Viewing the evidence in the light most favorable to the prosecution, see United States v. Reyes, 302 F.3d 48, 52 (2d Cir.2002), the jury could have readily concluded that real jobs did not exist for Ramirez’s clients, and therefore, a scheme to defraud existed. The evidence indicated that Vitug never intended to deliver Ramirez’s clients the jobs she claimed for them in the immigration documents. There is no question that Ramirez’s clients would have been harmed by such conduct, as their visas were worthless if they were based on jobs that did not actually exist. Moreover, several witnesses testified that they were actually defrauded. Accordingly, there was ample evidence for the jury to find beyond a reasonable doubt that Vitug had the specific intent to defraud. See id. at 52.

III.

Both Ramirez and Vitug argue that their due process rights were violated because the jury rendered its verdict before receiving a transcript it had requested. In United States v. Young, 140 F.3d 453, 457 (2d Cir.1998), we held that where defense counsel did not object to the announcement of the verdict before the jury’s request to have part of the charge read back was honored, it was not plain error for the court to permit the jury to announce its verdict. Young squarely controls and requires affirming the District Court’s denial of Appellants’ motion for judgment of acquittal with regard to their due process claim.

IV.

Ramirez challenges the District Court’s application of several enhancements under the Sentencing Guidelines. Ramirez’s sentence was correctly calculated under the Guidelines. At sentencing, Ramirez explicitly abandoned his objection to the vulnerable victim enhancement, U.S.S.G. § 3A1.1, which, in any event, was properly applied insofar as his victims were illegal immigrants who had little access to information about how to legalize their status and were desperate to do so. See United States v. Patasnik, 89 F.3d 63, 72 (2d Cir.1996) (affirming vulnerable victim enhancements for defendants who targeted fraudulent loan scheme at persons who were financially desperate). The sophisticated means enhancement, U.S.S.G. § 2Fl.l(b)(6)(C), was also correctly applied, for Ramirez used his specialized skills as an immigration attorney to perpetrate a complex fraud. The District Court also did not clearly err in applying an enhancement under U.S.S.G. § 2Fl.l(b)(l) for loss exceeding $200,000; it was appropriate for the District Court to estimate the loss of the non-testifying defendants. See United States v. Sutton, 13 F.3d 595, 599-600 (2d Cir.1994) (per curiam).
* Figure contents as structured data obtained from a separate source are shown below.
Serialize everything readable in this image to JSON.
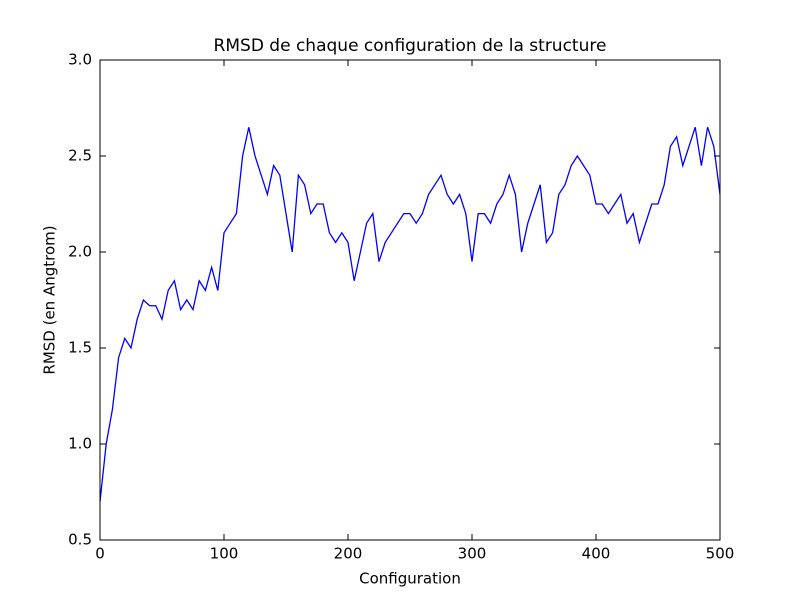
{
  "chart_data": {
    "type": "line",
    "title": "RMSD de chaque configuration de la structure",
    "xlabel": "Configuration",
    "ylabel": "RMSD (en Angtrom)",
    "x": [
      0,
      5,
      10,
      15,
      20,
      25,
      30,
      35,
      40,
      45,
      50,
      55,
      60,
      65,
      70,
      75,
      80,
      85,
      90,
      95,
      100,
      105,
      110,
      115,
      120,
      125,
      130,
      135,
      140,
      145,
      150,
      155,
      160,
      165,
      170,
      175,
      180,
      185,
      190,
      195,
      200,
      205,
      210,
      215,
      220,
      225,
      230,
      235,
      240,
      245,
      250,
      255,
      260,
      265,
      270,
      275,
      280,
      285,
      290,
      295,
      300,
      305,
      310,
      315,
      320,
      325,
      330,
      335,
      340,
      345,
      350,
      355,
      360,
      365,
      370,
      375,
      380,
      385,
      390,
      395,
      400,
      405,
      410,
      415,
      420,
      425,
      430,
      435,
      440,
      445,
      450,
      455,
      460,
      465,
      470,
      475,
      480,
      485,
      490,
      495,
      500
    ],
    "series": [
      {
        "color": "#0000ff",
        "values": [
          0.7,
          1.0,
          1.18,
          1.45,
          1.55,
          1.5,
          1.65,
          1.75,
          1.72,
          1.72,
          1.65,
          1.8,
          1.85,
          1.7,
          1.75,
          1.7,
          1.85,
          1.8,
          1.92,
          1.8,
          2.1,
          2.15,
          2.2,
          2.5,
          2.65,
          2.5,
          2.4,
          2.3,
          2.45,
          2.4,
          2.2,
          2.0,
          2.4,
          2.35,
          2.2,
          2.25,
          2.25,
          2.1,
          2.05,
          2.1,
          2.05,
          1.85,
          2.0,
          2.15,
          2.2,
          1.95,
          2.05,
          2.1,
          2.15,
          2.2,
          2.2,
          2.15,
          2.2,
          2.3,
          2.35,
          2.4,
          2.3,
          2.25,
          2.3,
          2.2,
          1.95,
          2.2,
          2.2,
          2.15,
          2.25,
          2.3,
          2.4,
          2.3,
          2.0,
          2.15,
          2.25,
          2.35,
          2.05,
          2.1,
          2.3,
          2.35,
          2.45,
          2.5,
          2.45,
          2.4,
          2.25,
          2.25,
          2.2,
          2.25,
          2.3,
          2.15,
          2.2,
          2.05,
          2.15,
          2.25,
          2.25,
          2.35,
          2.55,
          2.6,
          2.45,
          2.55,
          2.65,
          2.45,
          2.65,
          2.55,
          2.3
        ]
      }
    ],
    "xlim": [
      0,
      500
    ],
    "xticks": [
      0,
      100,
      200,
      300,
      400,
      500
    ],
    "ylim": [
      0.5,
      3.0
    ],
    "yticks": [
      0.5,
      {
        "value": 1,
        "label": "1.0"
      },
      1.5,
      {
        "value": 2,
        "label": "2.0"
      },
      2.5,
      {
        "value": 3,
        "label": "3.0"
      }
    ],
    "grid": false
  }
}
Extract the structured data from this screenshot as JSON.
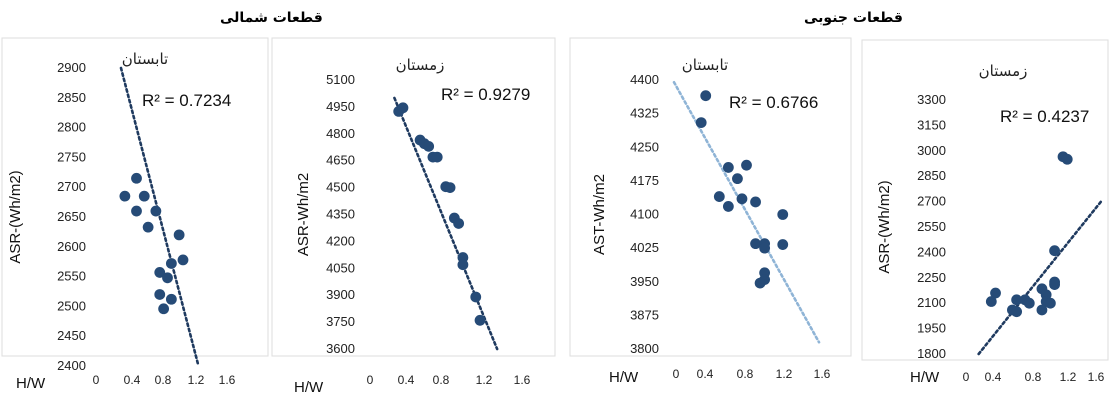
{
  "groups": {
    "north": "قطعات شمالی",
    "south": "قطعات جنوبی"
  },
  "colors": {
    "marker": "#264b77",
    "trend_dark": "#1f3a5f",
    "trend_light": "#8fb4d6",
    "frame": "#dddddd"
  },
  "chart_data": [
    {
      "type": "scatter",
      "title": "تابستان",
      "group": "قطعات شمالی",
      "xlabel": "H/W",
      "ylabel": "ASR-(Wh/m2)",
      "r2": "R² = 0.7234",
      "xlim": [
        0,
        1.6
      ],
      "ylim": [
        2400,
        2900
      ],
      "yticks": [
        "2400",
        "2450",
        "2500",
        "2550",
        "2600",
        "2650",
        "2700",
        "2750",
        "2800",
        "2850",
        "2900"
      ],
      "xticks": [
        "0",
        "0.4",
        "0.8",
        "1.2",
        "1.6"
      ],
      "trendline": [
        [
          0.4,
          2900
        ],
        [
          1.4,
          2400
        ]
      ],
      "trend_color": "dark",
      "points": [
        [
          0.6,
          2715
        ],
        [
          0.45,
          2685
        ],
        [
          0.7,
          2685
        ],
        [
          0.6,
          2660
        ],
        [
          0.85,
          2660
        ],
        [
          0.75,
          2633
        ],
        [
          1.15,
          2620
        ],
        [
          1.2,
          2578
        ],
        [
          1.05,
          2572
        ],
        [
          0.9,
          2557
        ],
        [
          1.0,
          2548
        ],
        [
          0.9,
          2520
        ],
        [
          1.05,
          2512
        ],
        [
          0.95,
          2496
        ]
      ]
    },
    {
      "type": "scatter",
      "title": "زمستان",
      "group": "قطعات شمالی",
      "xlabel": "H/W",
      "ylabel": "ASR-Wh/m2",
      "r2": "R² = 0.9279",
      "xlim": [
        0,
        1.6
      ],
      "ylim": [
        3600,
        5100
      ],
      "yticks": [
        "3600",
        "3750",
        "3900",
        "4050",
        "4200",
        "4350",
        "4500",
        "4650",
        "4800",
        "4950",
        "5100"
      ],
      "xticks": [
        "0",
        "0.4",
        "0.8",
        "1.2",
        "1.6"
      ],
      "trendline": [
        [
          0.25,
          5000
        ],
        [
          1.45,
          3600
        ]
      ],
      "trend_color": "dark",
      "points": [
        [
          0.3,
          4925
        ],
        [
          0.35,
          4945
        ],
        [
          0.55,
          4765
        ],
        [
          0.6,
          4745
        ],
        [
          0.65,
          4730
        ],
        [
          0.7,
          4670
        ],
        [
          0.75,
          4670
        ],
        [
          0.85,
          4505
        ],
        [
          0.9,
          4500
        ],
        [
          0.95,
          4330
        ],
        [
          1.0,
          4300
        ],
        [
          1.05,
          4110
        ],
        [
          1.05,
          4070
        ],
        [
          1.2,
          3890
        ],
        [
          1.25,
          3760
        ]
      ]
    },
    {
      "type": "scatter",
      "title": "تابستان",
      "group": "قطعات جنوبی",
      "xlabel": "H/W",
      "ylabel": "AST-Wh/m2",
      "r2": "R² = 0.6766",
      "xlim": [
        0,
        1.6
      ],
      "ylim": [
        3800,
        4400
      ],
      "yticks": [
        "3800",
        "3875",
        "3950",
        "4025",
        "4100",
        "4175",
        "4250",
        "4325",
        "4400"
      ],
      "xticks": [
        "0",
        "0.4",
        "0.8",
        "1.2",
        "1.6"
      ],
      "trendline": [
        [
          0.0,
          4395
        ],
        [
          1.6,
          3815
        ]
      ],
      "trend_color": "light",
      "points": [
        [
          0.35,
          4365
        ],
        [
          0.3,
          4305
        ],
        [
          0.6,
          4205
        ],
        [
          0.8,
          4210
        ],
        [
          0.7,
          4180
        ],
        [
          0.5,
          4140
        ],
        [
          0.75,
          4135
        ],
        [
          0.6,
          4118
        ],
        [
          0.9,
          4128
        ],
        [
          1.2,
          4100
        ],
        [
          0.9,
          4035
        ],
        [
          1.0,
          4035
        ],
        [
          1.0,
          4025
        ],
        [
          1.2,
          4033
        ],
        [
          1.0,
          3970
        ],
        [
          1.0,
          3955
        ],
        [
          0.95,
          3947
        ]
      ]
    },
    {
      "type": "scatter",
      "title": "زمستان",
      "group": "قطعات جنوبی",
      "xlabel": "H/W",
      "ylabel": "ASR-(Wh/m2)",
      "r2": "R² = 0.4237",
      "xlim": [
        0,
        1.6
      ],
      "ylim": [
        1800,
        3300
      ],
      "yticks": [
        "1800",
        "1950",
        "2100",
        "2250",
        "2400",
        "2550",
        "2700",
        "2850",
        "3000",
        "3150",
        "3300"
      ],
      "xticks": [
        "0",
        "0.4",
        "0.8",
        "1.2",
        "1.6"
      ],
      "trendline": [
        [
          0.15,
          1800
        ],
        [
          1.6,
          2700
        ]
      ],
      "trend_color": "dark",
      "points": [
        [
          1.15,
          2965
        ],
        [
          1.2,
          2950
        ],
        [
          1.05,
          2410
        ],
        [
          1.05,
          2225
        ],
        [
          1.05,
          2210
        ],
        [
          0.9,
          2185
        ],
        [
          0.95,
          2150
        ],
        [
          0.35,
          2160
        ],
        [
          0.3,
          2110
        ],
        [
          0.6,
          2120
        ],
        [
          0.7,
          2120
        ],
        [
          0.75,
          2100
        ],
        [
          0.95,
          2110
        ],
        [
          1.0,
          2100
        ],
        [
          0.55,
          2060
        ],
        [
          0.6,
          2050
        ],
        [
          0.9,
          2060
        ]
      ]
    }
  ]
}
However, because the District Court sentenced Ramirez under the view that the Guidelines were mandatory rather than advisory, see United States v. Booker, U.S. -, 125 S.Ct. 738, 160 L.Ed.2d 621 (2005), we remand his case to the District Court for further proceedings in conformity with United States v. Crosby, 398 F.3d 103. Any appeal taken from the District Court following this remand can be initiated only by filing a new notice of appeal. See Fed. R.App. P. 3, 4(b).

Accordingly, the judgment of the District Court is hereby AFFIRMED in part and REMANDED in part.